Seasoned observers of the pharma industry point out that R&D investment is often cyclical, and that the industry will rush back into the field once the basic science progresses and opens up more new avenues for drug development.
Denmark’s Lundbeck is well known in the industry for its heritage in psychiatric disease, and remains committed to the field. In November 2011 it agreed a new billion dollar research deal with Otsuka to develop and market products for mental disorders.
Bridging the gaps in research
Lilly is another long-term investor in the field. Its UK research centre in Erl Wood in Surrey has been a centre of neuroscience research since 1967, and scientists at the site discovered olanzapine (Zyprexa), one of the landmarks in treatment of schizophrenia and bipolar disorder.
The company is looking at ways to help accelerate progress in the field by bringing together academic researchers with industry.
Lilly has just established the Centre for Cognitive Neuroscience, an industry-academic consortium and post-doctoral fellowship programme focused on increasing the probability of clinical success for potential medicines to treat conditions involving cognitive impairment, such as sleep disorders, Alzheimer’s disease and Parkinson’s disease.
Later this Spring, Lilly plans to open a new building at its Erl Wood research centre.
Another company with a long heritage in the area is Johnson & Johnson, and it is pursuing similar plans aimed at overcoming the obstacles to progress in the field.
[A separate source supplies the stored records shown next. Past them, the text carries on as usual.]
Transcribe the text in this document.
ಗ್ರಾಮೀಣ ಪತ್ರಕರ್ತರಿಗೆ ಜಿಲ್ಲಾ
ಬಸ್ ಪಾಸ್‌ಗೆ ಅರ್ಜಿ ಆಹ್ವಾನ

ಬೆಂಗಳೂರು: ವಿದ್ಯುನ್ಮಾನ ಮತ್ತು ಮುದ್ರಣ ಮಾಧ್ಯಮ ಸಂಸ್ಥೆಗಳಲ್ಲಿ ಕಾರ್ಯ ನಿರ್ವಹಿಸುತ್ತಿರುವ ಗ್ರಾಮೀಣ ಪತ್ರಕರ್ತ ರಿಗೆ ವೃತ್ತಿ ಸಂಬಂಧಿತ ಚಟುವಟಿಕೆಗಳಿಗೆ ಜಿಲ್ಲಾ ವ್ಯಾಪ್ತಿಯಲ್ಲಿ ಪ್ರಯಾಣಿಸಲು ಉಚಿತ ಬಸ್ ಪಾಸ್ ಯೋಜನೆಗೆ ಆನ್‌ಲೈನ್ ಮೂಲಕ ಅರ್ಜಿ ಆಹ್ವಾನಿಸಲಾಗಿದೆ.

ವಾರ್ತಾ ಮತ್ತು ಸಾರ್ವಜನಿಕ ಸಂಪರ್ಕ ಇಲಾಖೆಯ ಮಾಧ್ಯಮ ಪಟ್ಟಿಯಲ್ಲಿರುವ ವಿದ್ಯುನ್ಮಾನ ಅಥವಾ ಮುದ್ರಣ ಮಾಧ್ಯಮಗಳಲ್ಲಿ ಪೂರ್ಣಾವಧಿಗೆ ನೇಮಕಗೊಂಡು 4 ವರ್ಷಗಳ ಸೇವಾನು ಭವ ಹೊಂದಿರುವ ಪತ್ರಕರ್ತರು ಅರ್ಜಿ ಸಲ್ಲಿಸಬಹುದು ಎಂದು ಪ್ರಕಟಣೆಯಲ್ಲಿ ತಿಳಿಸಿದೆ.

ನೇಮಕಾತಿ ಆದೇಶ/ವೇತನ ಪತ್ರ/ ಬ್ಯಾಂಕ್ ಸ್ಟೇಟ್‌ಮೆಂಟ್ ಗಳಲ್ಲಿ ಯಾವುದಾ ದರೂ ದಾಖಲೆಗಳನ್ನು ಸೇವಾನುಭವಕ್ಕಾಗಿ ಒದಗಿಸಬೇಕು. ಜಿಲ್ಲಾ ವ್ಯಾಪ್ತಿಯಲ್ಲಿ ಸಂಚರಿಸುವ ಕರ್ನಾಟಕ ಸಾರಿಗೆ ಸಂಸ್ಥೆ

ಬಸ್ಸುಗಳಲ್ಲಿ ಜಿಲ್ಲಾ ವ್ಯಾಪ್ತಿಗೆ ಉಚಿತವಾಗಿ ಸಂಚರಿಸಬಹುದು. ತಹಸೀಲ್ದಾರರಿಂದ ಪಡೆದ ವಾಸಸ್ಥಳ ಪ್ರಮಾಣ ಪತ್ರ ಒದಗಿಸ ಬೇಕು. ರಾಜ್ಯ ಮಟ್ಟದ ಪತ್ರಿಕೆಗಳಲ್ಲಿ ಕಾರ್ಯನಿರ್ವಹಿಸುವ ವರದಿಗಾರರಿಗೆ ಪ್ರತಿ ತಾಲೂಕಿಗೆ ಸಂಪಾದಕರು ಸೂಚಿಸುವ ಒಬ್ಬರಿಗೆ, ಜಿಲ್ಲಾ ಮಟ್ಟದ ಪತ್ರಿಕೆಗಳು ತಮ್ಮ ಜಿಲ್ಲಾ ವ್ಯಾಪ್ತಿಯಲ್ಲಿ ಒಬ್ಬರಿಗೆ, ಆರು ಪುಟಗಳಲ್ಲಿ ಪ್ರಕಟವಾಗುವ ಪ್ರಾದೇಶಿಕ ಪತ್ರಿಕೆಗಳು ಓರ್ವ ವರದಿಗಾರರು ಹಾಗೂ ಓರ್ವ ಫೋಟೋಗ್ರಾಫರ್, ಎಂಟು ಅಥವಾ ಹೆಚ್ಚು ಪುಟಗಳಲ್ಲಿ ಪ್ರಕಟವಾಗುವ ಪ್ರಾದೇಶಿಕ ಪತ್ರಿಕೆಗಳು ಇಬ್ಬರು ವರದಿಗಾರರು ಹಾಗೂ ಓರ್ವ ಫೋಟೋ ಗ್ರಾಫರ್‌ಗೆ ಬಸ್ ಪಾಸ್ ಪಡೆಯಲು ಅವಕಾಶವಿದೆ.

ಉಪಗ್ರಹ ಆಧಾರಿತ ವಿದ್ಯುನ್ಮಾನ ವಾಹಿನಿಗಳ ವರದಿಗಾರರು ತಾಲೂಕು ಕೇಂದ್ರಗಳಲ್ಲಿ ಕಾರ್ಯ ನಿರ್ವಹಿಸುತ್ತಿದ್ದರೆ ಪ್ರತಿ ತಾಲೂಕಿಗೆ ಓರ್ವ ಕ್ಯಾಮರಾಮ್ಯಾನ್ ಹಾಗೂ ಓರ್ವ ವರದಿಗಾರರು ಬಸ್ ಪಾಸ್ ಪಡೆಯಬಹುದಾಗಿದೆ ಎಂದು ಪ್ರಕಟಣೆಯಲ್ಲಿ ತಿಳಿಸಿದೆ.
Its head of neuroscience, Husseini Manji is confident the breakthroughs will come.
In a posting on the company’s blog in December he said: “We’re on the cusp of a golden age for neuroscience. We’re probing deeper into the intricacies of the brain and beginning to see novel ideas translate into better lives for millions of people.”
Johnson & Johnson has launched ‘Healthy Minds’ whose flagship commitment is the contribution of up to $3 million to the International Mental Health Research Organization (IMHRO), to support One Mind for research (1mind4research.org), a programme aimed at creating a united effort to advance translational research for mental health between government, academia and industry.
It says alliances are needed to share knowledge, data, tools and models to enhance insight into disease biology, identify new treatment targets, develop new diagnostics and improve outcomes.
Such moves are certain to help accelerate progress, but it could be some time yet before the next breakthrough revitalises interest and investment in the field.